On entend souvent cette idée reçue selon laquelle la
démocratie serait assez forte pour se confronter à tous les dangers qui la
menacent qu’ils soient internes ou externes.
Et ceux qui la propagent, ajoutent que si tel n’est pas le
cas, elle n’est donc pas légitime puisque ne recueillant pas le consensus du
plus grand nombre qui lui permettrait de résister à toutes les agressions à son
encontre.
Leurs affirmations sont mensongères ou, plus généralement,
des erreurs monumentales qui sont en train de menacer de destruction les
démocraties républicaines à travers le monde.
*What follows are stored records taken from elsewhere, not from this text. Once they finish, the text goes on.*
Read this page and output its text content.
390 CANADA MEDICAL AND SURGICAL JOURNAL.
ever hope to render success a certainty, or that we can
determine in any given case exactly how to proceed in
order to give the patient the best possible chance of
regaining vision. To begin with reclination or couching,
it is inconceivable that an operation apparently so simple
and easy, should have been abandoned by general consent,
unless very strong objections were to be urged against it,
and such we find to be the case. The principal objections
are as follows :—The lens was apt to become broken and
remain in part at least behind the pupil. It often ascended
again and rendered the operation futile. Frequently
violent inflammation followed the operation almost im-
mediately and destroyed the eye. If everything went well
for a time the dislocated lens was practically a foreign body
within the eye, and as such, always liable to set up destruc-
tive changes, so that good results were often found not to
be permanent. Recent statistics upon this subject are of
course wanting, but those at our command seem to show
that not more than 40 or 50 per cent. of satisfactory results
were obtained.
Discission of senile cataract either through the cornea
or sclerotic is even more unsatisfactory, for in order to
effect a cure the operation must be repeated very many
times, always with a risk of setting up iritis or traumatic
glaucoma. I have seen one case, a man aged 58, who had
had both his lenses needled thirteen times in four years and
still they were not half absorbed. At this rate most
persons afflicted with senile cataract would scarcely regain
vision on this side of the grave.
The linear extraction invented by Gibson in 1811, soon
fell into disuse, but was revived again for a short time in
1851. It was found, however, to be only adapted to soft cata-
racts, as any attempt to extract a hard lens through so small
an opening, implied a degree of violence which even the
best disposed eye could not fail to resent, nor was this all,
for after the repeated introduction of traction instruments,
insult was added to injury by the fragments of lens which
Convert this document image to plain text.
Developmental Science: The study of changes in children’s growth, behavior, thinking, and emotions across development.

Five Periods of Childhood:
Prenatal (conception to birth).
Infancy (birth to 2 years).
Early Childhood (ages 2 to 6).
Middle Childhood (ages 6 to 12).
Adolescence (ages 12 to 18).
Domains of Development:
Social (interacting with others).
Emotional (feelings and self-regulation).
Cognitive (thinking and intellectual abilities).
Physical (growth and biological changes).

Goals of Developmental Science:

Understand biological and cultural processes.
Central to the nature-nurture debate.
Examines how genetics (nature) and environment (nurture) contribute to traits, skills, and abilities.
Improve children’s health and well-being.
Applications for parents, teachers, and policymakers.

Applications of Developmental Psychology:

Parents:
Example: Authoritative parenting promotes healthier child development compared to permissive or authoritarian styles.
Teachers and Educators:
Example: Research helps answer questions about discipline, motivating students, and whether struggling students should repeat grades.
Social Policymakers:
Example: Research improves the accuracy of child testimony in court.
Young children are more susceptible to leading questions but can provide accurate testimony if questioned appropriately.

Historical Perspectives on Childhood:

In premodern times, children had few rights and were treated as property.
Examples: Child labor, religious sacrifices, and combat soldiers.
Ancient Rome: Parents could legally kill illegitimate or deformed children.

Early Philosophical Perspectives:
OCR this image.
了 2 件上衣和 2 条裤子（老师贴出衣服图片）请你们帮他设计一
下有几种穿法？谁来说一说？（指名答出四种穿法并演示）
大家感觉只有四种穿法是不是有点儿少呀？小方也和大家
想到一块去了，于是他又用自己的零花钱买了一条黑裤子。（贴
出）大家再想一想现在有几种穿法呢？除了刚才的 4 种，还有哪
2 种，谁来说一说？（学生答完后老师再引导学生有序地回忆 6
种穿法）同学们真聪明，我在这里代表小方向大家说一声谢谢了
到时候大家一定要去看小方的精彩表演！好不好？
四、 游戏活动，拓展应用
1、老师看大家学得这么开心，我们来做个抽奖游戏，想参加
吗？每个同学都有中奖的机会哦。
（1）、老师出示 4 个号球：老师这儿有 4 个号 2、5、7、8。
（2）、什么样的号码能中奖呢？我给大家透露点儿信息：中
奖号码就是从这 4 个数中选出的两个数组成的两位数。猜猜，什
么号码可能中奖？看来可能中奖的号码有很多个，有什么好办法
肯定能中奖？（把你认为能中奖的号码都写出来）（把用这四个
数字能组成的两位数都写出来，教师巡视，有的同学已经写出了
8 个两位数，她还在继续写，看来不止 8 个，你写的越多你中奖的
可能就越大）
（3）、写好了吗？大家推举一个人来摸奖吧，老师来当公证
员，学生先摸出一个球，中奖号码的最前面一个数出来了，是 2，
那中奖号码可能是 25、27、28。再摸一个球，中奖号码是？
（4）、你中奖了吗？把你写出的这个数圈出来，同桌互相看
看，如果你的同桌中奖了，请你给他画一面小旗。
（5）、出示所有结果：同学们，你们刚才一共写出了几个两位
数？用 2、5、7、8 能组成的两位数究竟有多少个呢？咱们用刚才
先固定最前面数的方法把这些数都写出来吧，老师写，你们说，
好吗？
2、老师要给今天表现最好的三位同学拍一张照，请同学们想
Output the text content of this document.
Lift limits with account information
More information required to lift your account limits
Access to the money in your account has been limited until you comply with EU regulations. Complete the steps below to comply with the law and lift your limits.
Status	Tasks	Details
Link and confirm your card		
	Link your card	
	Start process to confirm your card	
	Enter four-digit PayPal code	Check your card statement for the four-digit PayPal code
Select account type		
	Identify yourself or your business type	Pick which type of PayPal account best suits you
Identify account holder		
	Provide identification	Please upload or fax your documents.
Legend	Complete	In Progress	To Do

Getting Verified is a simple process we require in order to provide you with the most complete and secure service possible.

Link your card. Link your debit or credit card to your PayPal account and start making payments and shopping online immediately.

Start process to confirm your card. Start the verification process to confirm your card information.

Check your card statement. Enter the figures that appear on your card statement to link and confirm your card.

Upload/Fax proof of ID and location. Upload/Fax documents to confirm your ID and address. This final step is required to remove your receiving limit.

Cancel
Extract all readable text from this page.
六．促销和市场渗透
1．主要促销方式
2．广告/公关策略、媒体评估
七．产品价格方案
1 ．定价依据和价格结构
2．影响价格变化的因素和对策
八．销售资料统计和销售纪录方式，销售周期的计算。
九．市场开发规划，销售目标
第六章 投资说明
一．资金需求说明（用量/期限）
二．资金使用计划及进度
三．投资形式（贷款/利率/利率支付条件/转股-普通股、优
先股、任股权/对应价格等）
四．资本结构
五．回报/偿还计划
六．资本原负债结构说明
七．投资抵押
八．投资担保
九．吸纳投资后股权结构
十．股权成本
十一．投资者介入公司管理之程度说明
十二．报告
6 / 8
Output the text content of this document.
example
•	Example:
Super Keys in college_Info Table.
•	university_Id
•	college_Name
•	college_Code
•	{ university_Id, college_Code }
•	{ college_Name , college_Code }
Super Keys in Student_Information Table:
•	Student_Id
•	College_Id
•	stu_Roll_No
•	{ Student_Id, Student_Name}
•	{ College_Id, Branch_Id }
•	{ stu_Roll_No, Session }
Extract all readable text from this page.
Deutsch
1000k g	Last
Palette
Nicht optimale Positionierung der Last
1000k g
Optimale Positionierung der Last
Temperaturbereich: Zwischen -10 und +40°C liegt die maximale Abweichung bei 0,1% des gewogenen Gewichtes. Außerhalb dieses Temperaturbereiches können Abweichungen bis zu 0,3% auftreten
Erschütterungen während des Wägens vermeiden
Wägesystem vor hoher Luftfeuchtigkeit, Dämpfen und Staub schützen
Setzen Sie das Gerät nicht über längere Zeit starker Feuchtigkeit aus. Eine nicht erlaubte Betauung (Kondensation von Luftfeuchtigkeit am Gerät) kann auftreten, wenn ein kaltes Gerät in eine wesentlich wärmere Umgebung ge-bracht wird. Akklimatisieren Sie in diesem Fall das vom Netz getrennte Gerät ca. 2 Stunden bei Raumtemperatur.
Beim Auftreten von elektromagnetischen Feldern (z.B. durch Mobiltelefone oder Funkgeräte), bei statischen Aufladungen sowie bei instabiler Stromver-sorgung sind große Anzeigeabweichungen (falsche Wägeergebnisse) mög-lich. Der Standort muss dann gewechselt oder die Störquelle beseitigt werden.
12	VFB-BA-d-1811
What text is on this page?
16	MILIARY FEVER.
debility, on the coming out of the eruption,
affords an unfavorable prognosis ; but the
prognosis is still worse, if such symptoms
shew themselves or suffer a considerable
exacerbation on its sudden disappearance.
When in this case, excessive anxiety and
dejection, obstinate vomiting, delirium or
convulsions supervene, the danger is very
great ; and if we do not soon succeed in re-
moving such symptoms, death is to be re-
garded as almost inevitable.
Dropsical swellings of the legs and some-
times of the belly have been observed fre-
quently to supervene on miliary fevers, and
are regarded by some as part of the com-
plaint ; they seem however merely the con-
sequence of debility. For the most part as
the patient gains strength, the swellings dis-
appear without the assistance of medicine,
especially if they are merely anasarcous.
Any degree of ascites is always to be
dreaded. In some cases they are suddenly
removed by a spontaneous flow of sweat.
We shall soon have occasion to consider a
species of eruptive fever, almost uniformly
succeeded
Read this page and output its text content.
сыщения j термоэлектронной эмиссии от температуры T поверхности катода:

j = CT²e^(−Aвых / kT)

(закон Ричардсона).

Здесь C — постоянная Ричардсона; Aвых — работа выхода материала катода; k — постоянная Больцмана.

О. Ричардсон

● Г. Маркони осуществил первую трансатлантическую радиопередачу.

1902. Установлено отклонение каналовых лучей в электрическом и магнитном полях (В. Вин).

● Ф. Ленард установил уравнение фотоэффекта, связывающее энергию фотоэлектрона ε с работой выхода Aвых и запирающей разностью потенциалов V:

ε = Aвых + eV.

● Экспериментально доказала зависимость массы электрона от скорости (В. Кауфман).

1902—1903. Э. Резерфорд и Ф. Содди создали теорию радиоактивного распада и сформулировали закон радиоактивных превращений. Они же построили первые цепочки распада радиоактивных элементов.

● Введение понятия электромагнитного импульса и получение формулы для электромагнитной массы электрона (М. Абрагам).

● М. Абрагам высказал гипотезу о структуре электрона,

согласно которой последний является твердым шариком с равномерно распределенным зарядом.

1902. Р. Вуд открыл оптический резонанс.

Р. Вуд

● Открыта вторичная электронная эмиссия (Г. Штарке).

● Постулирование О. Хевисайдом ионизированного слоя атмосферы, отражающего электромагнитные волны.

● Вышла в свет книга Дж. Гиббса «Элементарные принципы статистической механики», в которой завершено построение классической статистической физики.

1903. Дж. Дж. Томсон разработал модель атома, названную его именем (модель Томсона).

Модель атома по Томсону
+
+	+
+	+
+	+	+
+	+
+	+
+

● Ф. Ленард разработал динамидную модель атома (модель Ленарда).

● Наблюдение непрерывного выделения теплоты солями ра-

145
Car, non seulement la démocratie est fragile par essence,
tout comme l’est la liberté, mais elle est, comme la liberté, facilement
attaquable par ses ennemis parce que reposant sur une société ouverte qui fait
appel essentiellement à la responsabilité et au respect mais aussi à la
bienveillance et à l’adhésion volontaire à ses valeurs.
A l’inverse des régimes autoritaires et totalitaires qui se
maintiennent par la force, la démocratie, elle, a besoin d’un consensus
librement exprimé pour exister.
Dès lors, c’est dans les moments démocratiques de son
existence comme les élections que celui-ci se manifeste.
Et, dans ces occasions, le peuple peut choisir
majoritairement de tourner le dos à la démocratie.
Un simple vote, comme l’a montré l’Histoire, peut la
détruire et ouvrir la voie à l’ignominie
et au cauchemar.
Or, nous savons bien que de multiples éléments dont certains
irrationnels peuvent entre en ligne de compte lors des rendez-vous électoraux.
Pour autant, il ne faut pas se méprendre, cette fragilité
fait la grandeur de la démocratie ainsi que celle de la liberté.
Mais c’est la raison pour laquelle il faut la protéger car
la démocratie républicaine, toute fragile qu’elle est, est le seul régime
légitime pour gouverner les êtres humains et donc ne peut et ne doit pas être
remise en cause par une décision même si celle-ci est populaire.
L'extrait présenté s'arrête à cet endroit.